LUIZ GERALDO MAZZA
Mais alfinetada
Orlando Pessuti, na BandNews, afirmou que está disposto a reconciliar-se com Requião se houver disposição do ex-governador. ''Afinal eu o apoiei por 27 anos e ele não aguentou retribuir em menos de 27 dias.'' Agora só falta Requião afirmar que a vaia que sofreu anteontem em Foz do Iguaçu foi articulada por Pessuti e Paulo Bernardo.
E os patrões?
Só tem selvageria pelo jeito no sindicato obreiro na questão dos ônibus, pois o dos patrões, que é quem tudo domina e acerta com a prefeitura, fica sempre acima de qualquer suspeita. Embora o obreiro tenha elegido um vereador, o patronal decidiu mais do que isso, até eleições de prefeitos e Câmara com dirigentes de sua estrita confiança.
Vaia de novo
Na hora da catarse, Requião leva a vaia. Foi assim diante de Hugo Chaves no Teatro Guaíra e agora em Foz perto do êmulo do venezuelano, o Lula. Melhorou: não mandou ninguém por a faixa e a vaia no rabo!
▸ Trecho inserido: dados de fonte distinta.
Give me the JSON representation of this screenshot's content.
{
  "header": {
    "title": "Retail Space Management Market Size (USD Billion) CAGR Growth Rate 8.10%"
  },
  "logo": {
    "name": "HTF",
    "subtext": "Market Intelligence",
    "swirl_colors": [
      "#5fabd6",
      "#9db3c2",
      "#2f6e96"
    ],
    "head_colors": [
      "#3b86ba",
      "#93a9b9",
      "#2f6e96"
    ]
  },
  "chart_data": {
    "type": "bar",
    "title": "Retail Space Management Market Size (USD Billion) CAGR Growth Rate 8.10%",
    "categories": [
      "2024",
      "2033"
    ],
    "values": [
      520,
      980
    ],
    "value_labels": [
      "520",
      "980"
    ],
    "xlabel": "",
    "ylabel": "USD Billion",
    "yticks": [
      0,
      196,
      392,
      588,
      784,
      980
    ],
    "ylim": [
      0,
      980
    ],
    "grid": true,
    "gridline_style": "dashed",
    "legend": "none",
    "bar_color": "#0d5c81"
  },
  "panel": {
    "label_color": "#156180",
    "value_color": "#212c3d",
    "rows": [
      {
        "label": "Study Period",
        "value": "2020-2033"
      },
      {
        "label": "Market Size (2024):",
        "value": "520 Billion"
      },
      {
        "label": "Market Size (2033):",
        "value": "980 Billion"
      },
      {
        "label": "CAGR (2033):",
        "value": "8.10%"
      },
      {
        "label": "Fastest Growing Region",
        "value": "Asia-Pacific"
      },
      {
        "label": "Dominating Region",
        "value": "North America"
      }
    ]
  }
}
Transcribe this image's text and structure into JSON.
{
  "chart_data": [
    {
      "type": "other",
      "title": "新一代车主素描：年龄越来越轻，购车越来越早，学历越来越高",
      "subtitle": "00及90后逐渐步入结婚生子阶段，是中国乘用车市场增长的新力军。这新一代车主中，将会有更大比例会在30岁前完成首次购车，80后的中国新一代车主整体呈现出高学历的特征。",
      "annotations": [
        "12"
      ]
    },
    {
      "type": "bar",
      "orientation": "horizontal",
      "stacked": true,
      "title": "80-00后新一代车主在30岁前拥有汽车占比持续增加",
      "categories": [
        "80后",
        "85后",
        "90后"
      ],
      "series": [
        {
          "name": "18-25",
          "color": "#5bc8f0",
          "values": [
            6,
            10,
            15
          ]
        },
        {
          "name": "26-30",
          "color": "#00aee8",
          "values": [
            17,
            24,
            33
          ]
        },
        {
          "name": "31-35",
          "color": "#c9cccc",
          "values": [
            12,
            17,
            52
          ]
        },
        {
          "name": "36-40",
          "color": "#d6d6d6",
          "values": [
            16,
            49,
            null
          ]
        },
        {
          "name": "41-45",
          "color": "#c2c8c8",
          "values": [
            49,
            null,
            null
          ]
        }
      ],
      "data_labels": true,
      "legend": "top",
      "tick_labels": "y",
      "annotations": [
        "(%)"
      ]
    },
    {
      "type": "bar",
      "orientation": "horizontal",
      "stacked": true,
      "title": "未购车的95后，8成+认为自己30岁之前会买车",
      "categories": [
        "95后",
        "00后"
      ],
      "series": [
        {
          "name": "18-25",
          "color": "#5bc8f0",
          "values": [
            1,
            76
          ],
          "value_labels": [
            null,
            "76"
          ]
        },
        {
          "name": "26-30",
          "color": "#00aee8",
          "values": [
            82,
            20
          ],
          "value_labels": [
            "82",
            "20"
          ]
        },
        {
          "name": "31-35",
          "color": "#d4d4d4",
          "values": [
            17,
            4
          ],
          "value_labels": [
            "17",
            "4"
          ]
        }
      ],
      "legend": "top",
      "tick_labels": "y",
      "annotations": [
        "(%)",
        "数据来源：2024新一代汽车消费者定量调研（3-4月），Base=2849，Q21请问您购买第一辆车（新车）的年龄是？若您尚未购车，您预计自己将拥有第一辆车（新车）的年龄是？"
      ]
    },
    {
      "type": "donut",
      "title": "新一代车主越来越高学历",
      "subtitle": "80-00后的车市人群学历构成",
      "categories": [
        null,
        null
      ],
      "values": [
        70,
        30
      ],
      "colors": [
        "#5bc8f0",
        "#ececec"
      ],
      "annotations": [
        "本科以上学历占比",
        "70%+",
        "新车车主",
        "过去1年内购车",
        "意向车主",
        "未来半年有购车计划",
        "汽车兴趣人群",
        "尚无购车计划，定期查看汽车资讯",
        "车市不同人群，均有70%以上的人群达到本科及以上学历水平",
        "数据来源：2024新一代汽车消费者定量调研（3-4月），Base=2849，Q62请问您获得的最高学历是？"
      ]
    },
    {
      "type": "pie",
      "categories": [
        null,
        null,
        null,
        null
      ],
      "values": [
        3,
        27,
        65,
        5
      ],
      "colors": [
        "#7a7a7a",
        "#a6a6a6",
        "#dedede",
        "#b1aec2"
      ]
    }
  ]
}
Eleição educa, pasteuriza.
Pedágio
Promete-se que o pedágio pode ser despolitizado. É evidente, no entanto, que fazer política sem um certo pedágio é impossível. Despedagiá-la, jamais.
Folclore
Nova estrutura orgânica da Polícia Militar vai exigir um esquadrão de elite do tipo Bope. Se não der, faz um Bob Hope.
Conselho
Aí o técnico da seleção alemã foi advertido: pituca não é pipoca!
Simulação
O feriadão vai permitir melhor avaliação das pousadas e hotéis populares de estâncias da Região Metropolitana e a reafirmar as péssimas condições dos balneários que se mostram vulneráveis nas cargas máximas de visitantes.
Juramento
O banqueiro deputado ao jurar a Constituição: ''juros''.
Trombada
Na campanha de Osmar Dias há trombadas entre o Maurício Requião e Hudson Calefe. Maurício se acha o mais habilitado para atuar na Grande Curitiba por ter sido secretário de Educação e candidato a prefeito, derrotado é claro, embora vitorioso sobre o outro irmão, o Eduardo, com votação de vereador.